HINT #8 STRAIGHT works better. by page 190 the text will drift and you will say to yourself..what’s a little drift? and later when the OCR program can’t READ it and you end up transcribing an entire page, you will be kicking yourself for not taking the time to flatten the book and line it up..
HINT #9 take a break…even if it is DAYS in the middle… otherwise you will just keep making mistakes and throw the book against the wall. I did 100 then another 100 now the last 100. THEN i get to work with the text.
After I have all each page as a file…i can use them as is, or using Adobe Acrobat..which i love …or another PDF creator. you can group them together and make PDFs out of them. If you just going to print the pages it doesn’t matter, but smaller multipage documents are easier to work with than a big fat large one.

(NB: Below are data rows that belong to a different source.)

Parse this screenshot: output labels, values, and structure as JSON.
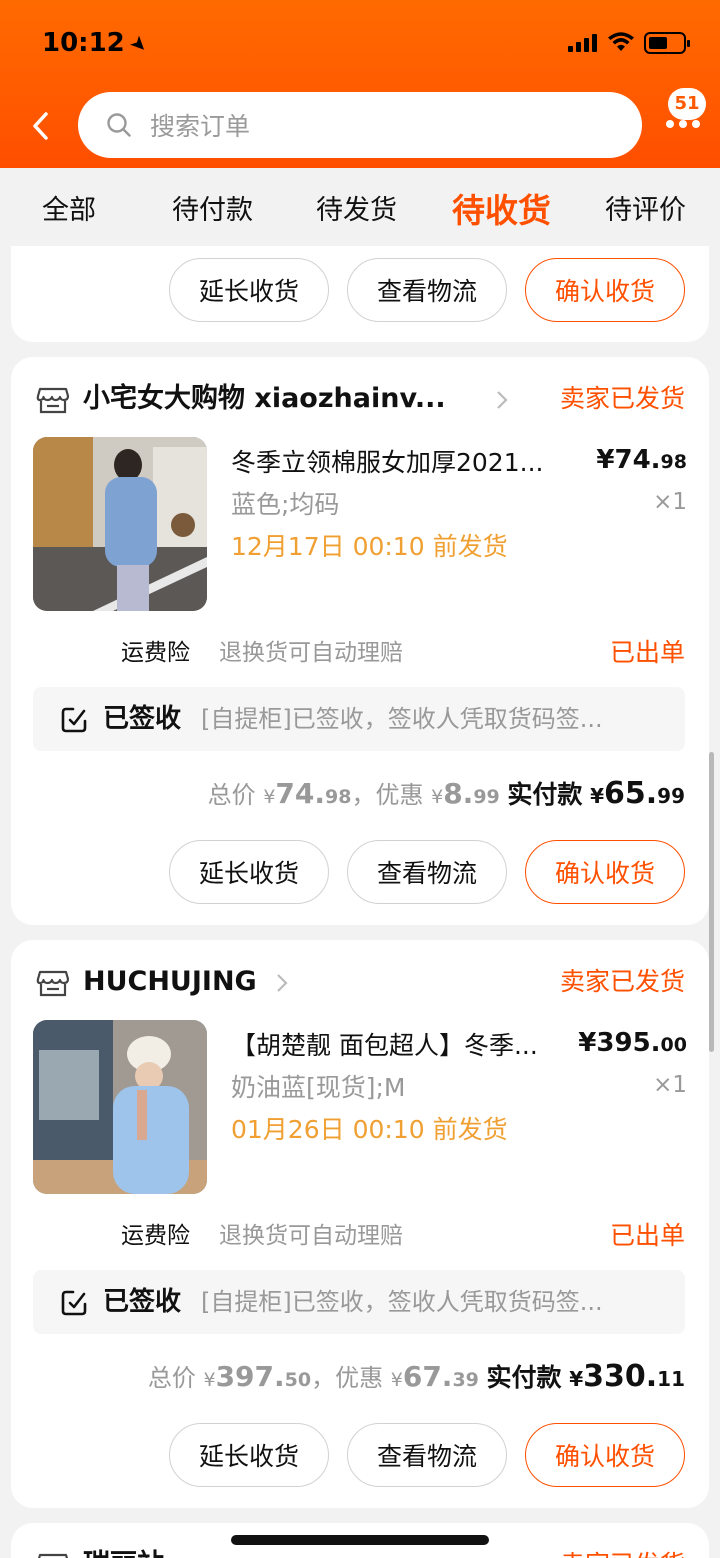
{
  "status_bar": {
    "time": "10:12"
  },
  "header": {
    "search_placeholder": "搜索订单",
    "badge_count": "51"
  },
  "tabs": [
    {
      "label": "全部",
      "active": false
    },
    {
      "label": "待付款",
      "active": false
    },
    {
      "label": "待发货",
      "active": false
    },
    {
      "label": "待收货",
      "active": true
    },
    {
      "label": "待评价",
      "active": false
    }
  ],
  "actions": {
    "extend": "延长收货",
    "logistics": "查看物流",
    "confirm": "确认收货"
  },
  "orders": [
    {
      "shop_name": "小宅女大购物 xiaozhainv...",
      "status": "卖家已发货",
      "item_title": "冬季立领棉服女加厚2021...",
      "price_int": "¥74.",
      "price_dec": "98",
      "spec": "蓝色;均码",
      "qty": "×1",
      "ship_note": "12月17日 00:10 前发货",
      "insurance_label": "运费险",
      "insurance_desc": "退换货可自动理赔",
      "insurance_status": "已出单",
      "logistics_state": "已签收",
      "logistics_detail": "[自提柜]已签收，签收人凭取货码签...",
      "total_label": "总价",
      "total_int": "74.",
      "total_dec": "98",
      "discount_label": "，优惠",
      "discount_int": "8.",
      "discount_dec": "99",
      "pay_label": "实付款",
      "pay_int": "65.",
      "pay_dec": "99"
    },
    {
      "shop_name": "HUCHUJING",
      "status": "卖家已发货",
      "item_title": "【胡楚靓 面包超人】冬季...",
      "price_int": "¥395.",
      "price_dec": "00",
      "spec": "奶油蓝[现货];M",
      "qty": "×1",
      "ship_note": "01月26日 00:10 前发货",
      "insurance_label": "运费险",
      "insurance_desc": "退换货可自动理赔",
      "insurance_status": "已出单",
      "logistics_state": "已签收",
      "logistics_detail": "[自提柜]已签收，签收人凭取货码签...",
      "total_label": "总价",
      "total_int": "397.",
      "total_dec": "50",
      "discount_label": "，优惠",
      "discount_int": "67.",
      "discount_dec": "39",
      "pay_label": "实付款",
      "pay_int": "330.",
      "pay_dec": "11"
    },
    {
      "shop_name": "瑞丽站",
      "status": "卖家已发货"
    }
  ],
  "yen": "¥",
  "colors": {
    "brand": "#ff5000",
    "ship_note": "#f0a032",
    "muted": "#999999"
  }
}
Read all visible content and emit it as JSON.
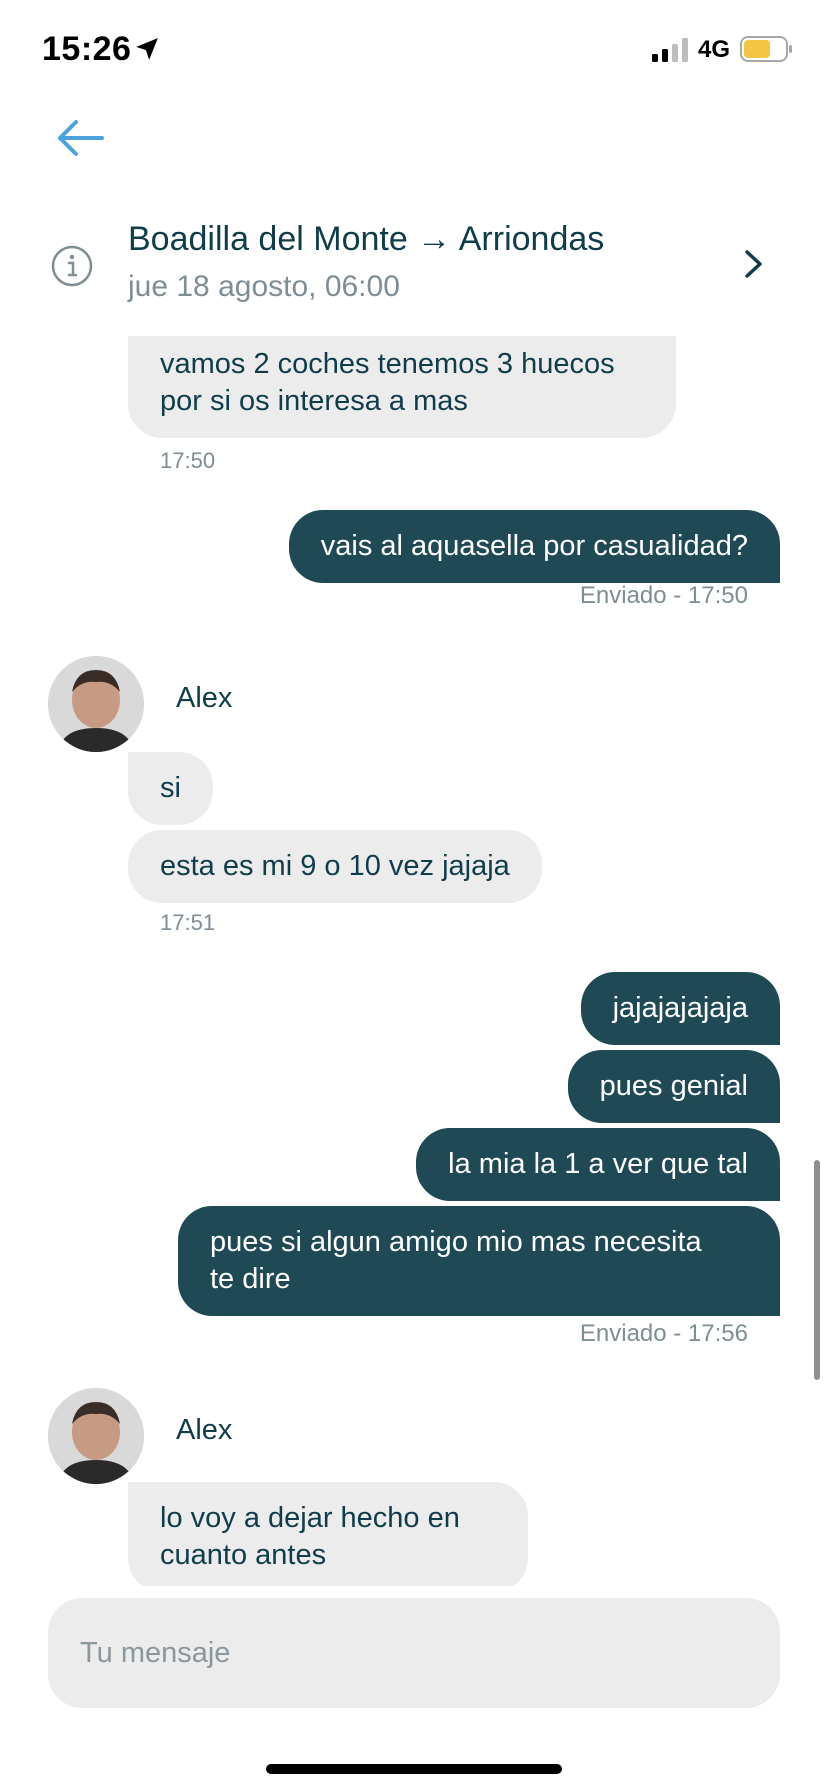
{
  "status": {
    "time": "15:26",
    "network": "4G",
    "battery_color": "#f4c542"
  },
  "trip": {
    "title": "Boadilla del Monte → Arriondas",
    "date": "jue 18 agosto, 06:00"
  },
  "colors": {
    "accent": "#4aa3df",
    "outgoing_bubble": "#1f4a55",
    "incoming_bubble": "#ececec",
    "text_dark": "#0f3d4a",
    "muted": "#7f8d95"
  },
  "messages": [
    {
      "dir": "in",
      "text": "vamos 2 coches tenemos 3 huecos\npor si os interesa a mas"
    },
    {
      "time": "17:50"
    },
    {
      "dir": "out",
      "text": "vais al aquasella por casualidad?"
    },
    {
      "status": "Enviado - 17:50"
    },
    {
      "sender": "Alex"
    },
    {
      "dir": "in",
      "text": "si"
    },
    {
      "dir": "in",
      "text": "esta es mi 9 o 10 vez jajaja"
    },
    {
      "time": "17:51"
    },
    {
      "dir": "out",
      "text": "jajajajajaja"
    },
    {
      "dir": "out",
      "text": "pues genial"
    },
    {
      "dir": "out",
      "text": "la mia la 1 a ver que tal"
    },
    {
      "dir": "out",
      "text": "pues si algun amigo mio mas necesita\nte dire"
    },
    {
      "status": "Enviado - 17:56"
    },
    {
      "sender": "Alex"
    },
    {
      "dir": "in",
      "text": "lo voy a dejar hecho en\ncuanto antes"
    }
  ],
  "m": {
    "in1": "vamos 2 coches tenemos 3 huecos\npor si os interesa a mas",
    "t1": "17:50",
    "out1": "vais al aquasella por casualidad?",
    "s1": "Enviado - 17:50",
    "sender1": "Alex",
    "in2": "si",
    "in3": "esta es mi 9 o 10 vez jajaja",
    "t2": "17:51",
    "out2": "jajajajajaja",
    "out3": "pues genial",
    "out4": "la mia la 1 a ver que tal",
    "out5": "pues si algun amigo mio mas necesita\nte dire",
    "s2": "Enviado - 17:56",
    "sender2": "Alex",
    "in4": "lo voy a dejar hecho en\ncuanto antes"
  },
  "composer": {
    "placeholder": "Tu mensaje"
  },
  "icons": [
    "location-arrow-icon",
    "signal-icon",
    "battery-icon",
    "back-arrow-icon",
    "info-icon",
    "chevron-right-icon"
  ]
}
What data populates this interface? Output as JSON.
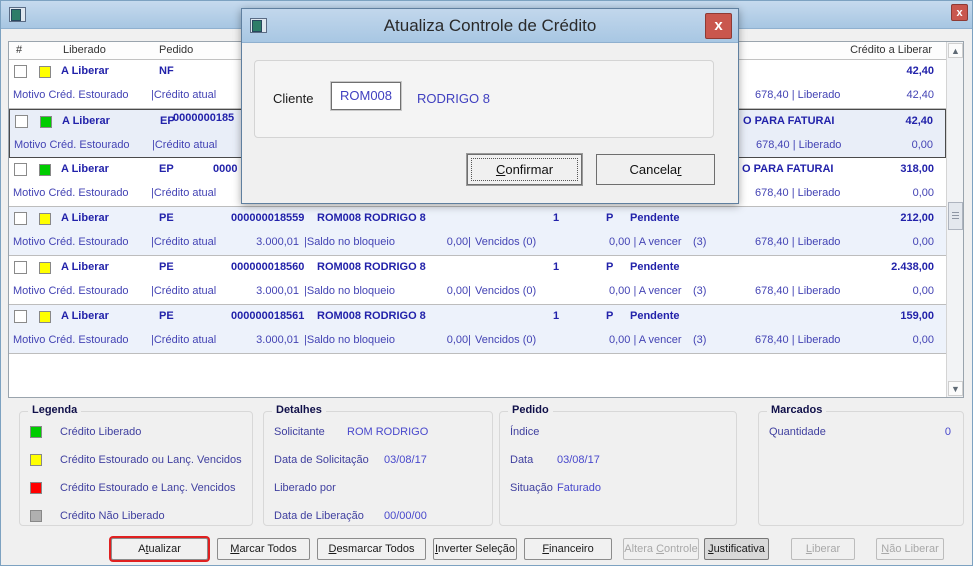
{
  "dialog": {
    "title": "Atualiza Controle de Crédito",
    "close_glyph": "x",
    "cliente_label": "Cliente",
    "cliente_code": "ROM008",
    "cliente_name": "RODRIGO 8",
    "confirm": {
      "label": "Confirmar",
      "u": 0
    },
    "cancel": {
      "label": "Cancelar",
      "u": 7
    }
  },
  "window": {
    "close_glyph": "x"
  },
  "list": {
    "headers": {
      "num": "#",
      "liberado": "Liberado",
      "pedido": "Pedido",
      "credito": "Crédito a Liberar"
    },
    "rows": [
      {
        "alt": false,
        "sel": false,
        "color": "#ffff00",
        "status": "A Liberar",
        "doc": "NF",
        "num": "",
        "client": "",
        "frag": "",
        "qty": "",
        "p": "",
        "situ": "",
        "amount": "42,40",
        "motivo": "Motivo Créd. Estourado",
        "ca": "|Crédito atual",
        "ca_v": "",
        "saldo": "",
        "saldo_v": "",
        "venc": "",
        "av": "",
        "av_n": "",
        "lib": "678,40 | Liberado",
        "lib_v": "42,40"
      },
      {
        "alt": true,
        "sel": true,
        "color": "#00cc00",
        "status": "A Liberar",
        "doc": "EP",
        "num": "0000000185",
        "num_raised": true,
        "client": "",
        "frag": "O PARA FATURAI",
        "qty": "",
        "p": "",
        "situ": "",
        "amount": "42,40",
        "motivo": "Motivo Créd. Estourado",
        "ca": "|Crédito atual",
        "ca_v": "",
        "saldo": "",
        "saldo_v": "",
        "venc": "",
        "av": "",
        "av_n": "",
        "lib": "678,40 | Liberado",
        "lib_v": "0,00"
      },
      {
        "alt": false,
        "sel": false,
        "color": "#00cc00",
        "status": "A Liberar",
        "doc": "EP",
        "num": "0000",
        "num_short": true,
        "client": "",
        "frag": "O PARA FATURAI",
        "qty": "",
        "p": "",
        "situ": "",
        "amount": "318,00",
        "motivo": "Motivo Créd. Estourado",
        "ca": "|Crédito atual",
        "ca_v": "",
        "saldo": "",
        "saldo_v": "",
        "venc": "",
        "av": "",
        "av_n": "",
        "lib": "678,40 | Liberado",
        "lib_v": "0,00"
      },
      {
        "alt": true,
        "sel": false,
        "color": "#ffff00",
        "status": "A Liberar",
        "doc": "PE",
        "num": "000000018559",
        "client": "ROM008 RODRIGO 8",
        "frag": "",
        "qty": "1",
        "p": "P",
        "situ": "Pendente",
        "amount": "212,00",
        "motivo": "Motivo Créd. Estourado",
        "ca": "|Crédito atual",
        "ca_v": "3.000,01",
        "saldo": "|Saldo no bloqueio",
        "saldo_v": "0,00|",
        "venc": "Vencidos  (0)",
        "av": "0,00 | A vencer",
        "av_n": "(3)",
        "lib": "678,40 | Liberado",
        "lib_v": "0,00"
      },
      {
        "alt": false,
        "sel": false,
        "color": "#ffff00",
        "status": "A Liberar",
        "doc": "PE",
        "num": "000000018560",
        "client": "ROM008 RODRIGO 8",
        "frag": "",
        "qty": "1",
        "p": "P",
        "situ": "Pendente",
        "amount": "2.438,00",
        "motivo": "Motivo Créd. Estourado",
        "ca": "|Crédito atual",
        "ca_v": "3.000,01",
        "saldo": "|Saldo no bloqueio",
        "saldo_v": "0,00|",
        "venc": "Vencidos  (0)",
        "av": "0,00 | A vencer",
        "av_n": "(3)",
        "lib": "678,40 | Liberado",
        "lib_v": "0,00"
      },
      {
        "alt": true,
        "sel": false,
        "color": "#ffff00",
        "status": "A Liberar",
        "doc": "PE",
        "num": "000000018561",
        "client": "ROM008 RODRIGO 8",
        "frag": "",
        "qty": "1",
        "p": "P",
        "situ": "Pendente",
        "amount": "159,00",
        "motivo": "Motivo Créd. Estourado",
        "ca": "|Crédito atual",
        "ca_v": "3.000,01",
        "saldo": "|Saldo no bloqueio",
        "saldo_v": "0,00|",
        "venc": "Vencidos  (0)",
        "av": "0,00 | A vencer",
        "av_n": "(3)",
        "lib": "678,40 | Liberado",
        "lib_v": "0,00"
      }
    ]
  },
  "legend": {
    "title": "Legenda",
    "items": [
      {
        "color": "#00cc00",
        "label": "Crédito Liberado"
      },
      {
        "color": "#ffff00",
        "label": "Crédito Estourado ou Lanç. Vencidos"
      },
      {
        "color": "#ff0000",
        "label": "Crédito Estourado e Lanç. Vencidos"
      },
      {
        "color": "#b0b0b0",
        "label": "Crédito Não Liberado"
      }
    ]
  },
  "detalhes": {
    "title": "Detalhes",
    "rows": [
      {
        "label": "Solicitante",
        "value": "ROM RODRIGO",
        "vx": 83
      },
      {
        "label": "Data de Solicitação",
        "value": "03/08/17",
        "vx": 120
      },
      {
        "label": "Liberado por",
        "value": "",
        "vx": 120
      },
      {
        "label": "Data de Liberação",
        "value": "00/00/00",
        "vx": 120
      }
    ]
  },
  "pedido": {
    "title": "Pedido",
    "rows": [
      {
        "label": "Índice",
        "value": "",
        "vx": 57
      },
      {
        "label": "Data",
        "value": "03/08/17",
        "vx": 57
      },
      {
        "label": "Situação",
        "value": "Faturado",
        "vx": 57
      }
    ]
  },
  "marcados": {
    "title": "Marcados",
    "label": "Quantidade",
    "value": "0"
  },
  "buttons": [
    {
      "label": "Atualizar",
      "u": 1,
      "style": "hl"
    },
    {
      "label": "Marcar Todos",
      "u": 0
    },
    {
      "label": "Desmarcar Todos",
      "u": 0
    },
    {
      "label": "Inverter Seleção",
      "u": 0
    },
    {
      "label": "Financeiro",
      "u": 0
    },
    {
      "label": "Altera Controle",
      "u": 7,
      "disabled": true
    },
    {
      "label": "Justificativa",
      "u": 0,
      "style": "dark"
    },
    {
      "label": "Liberar",
      "u": 0,
      "disabled": true
    },
    {
      "label": "Não Liberar",
      "u": 0,
      "disabled": true
    }
  ]
}
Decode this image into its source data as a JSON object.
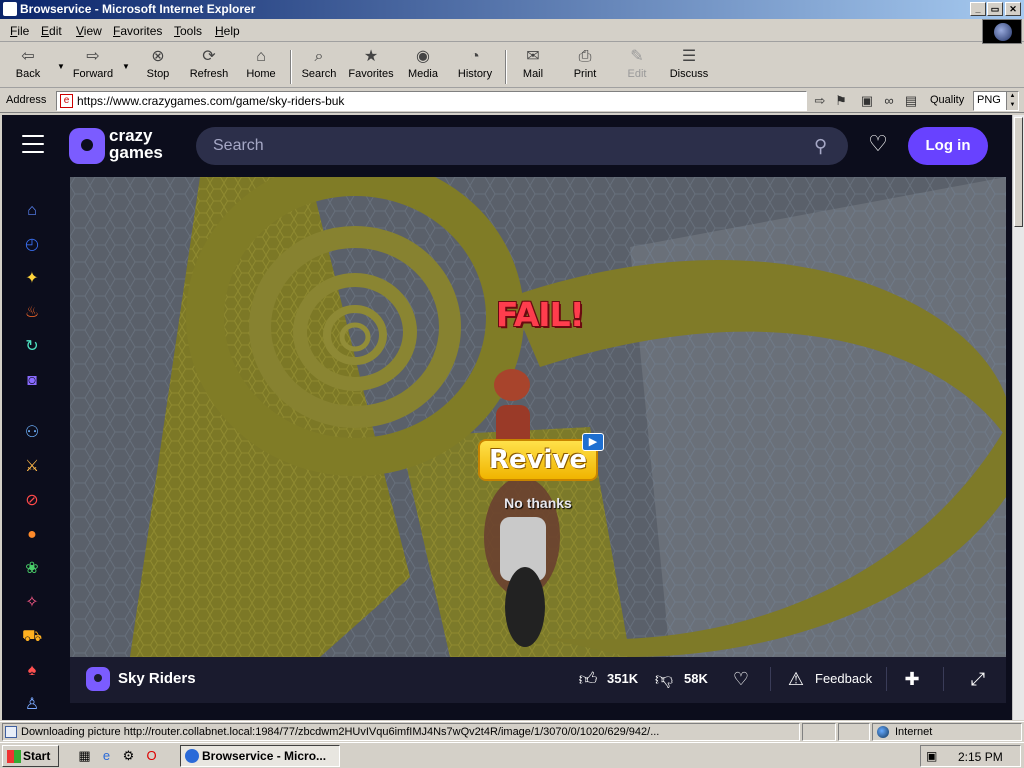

LAST HINT. SCAN THE TITLE PAGE. If you are photographing or scanning..don’t skip any pages with text. even if you aren’t going to use that page. When you look at all the pages in the folder, you brain should account for them. Most of the time i don’t NEED the title page but having it in the folder with the other images, tells me exactly what’s IN the folder at a glance.
NOTE don’t do this to books that can’t survive the process. most of the time i am working with more fragile books and documents, instead of flipping them upside down…i use a decent digital camera and try to adjust the levels so that the page is legible. but then most of the time THOSE publications can’t be read by OCR properly and I end up transcribing them 100%. BTW EVEN if you run OCR or bonus get to DOWNLOAD scanned text files of books from archive.org…MOST of it is not usable as is. there is a carriage return at the end of every line and the OLD fonts don’t like being read…hence the H comes out like li and the 8’s like 3’s..it is just faster to type them from scratch.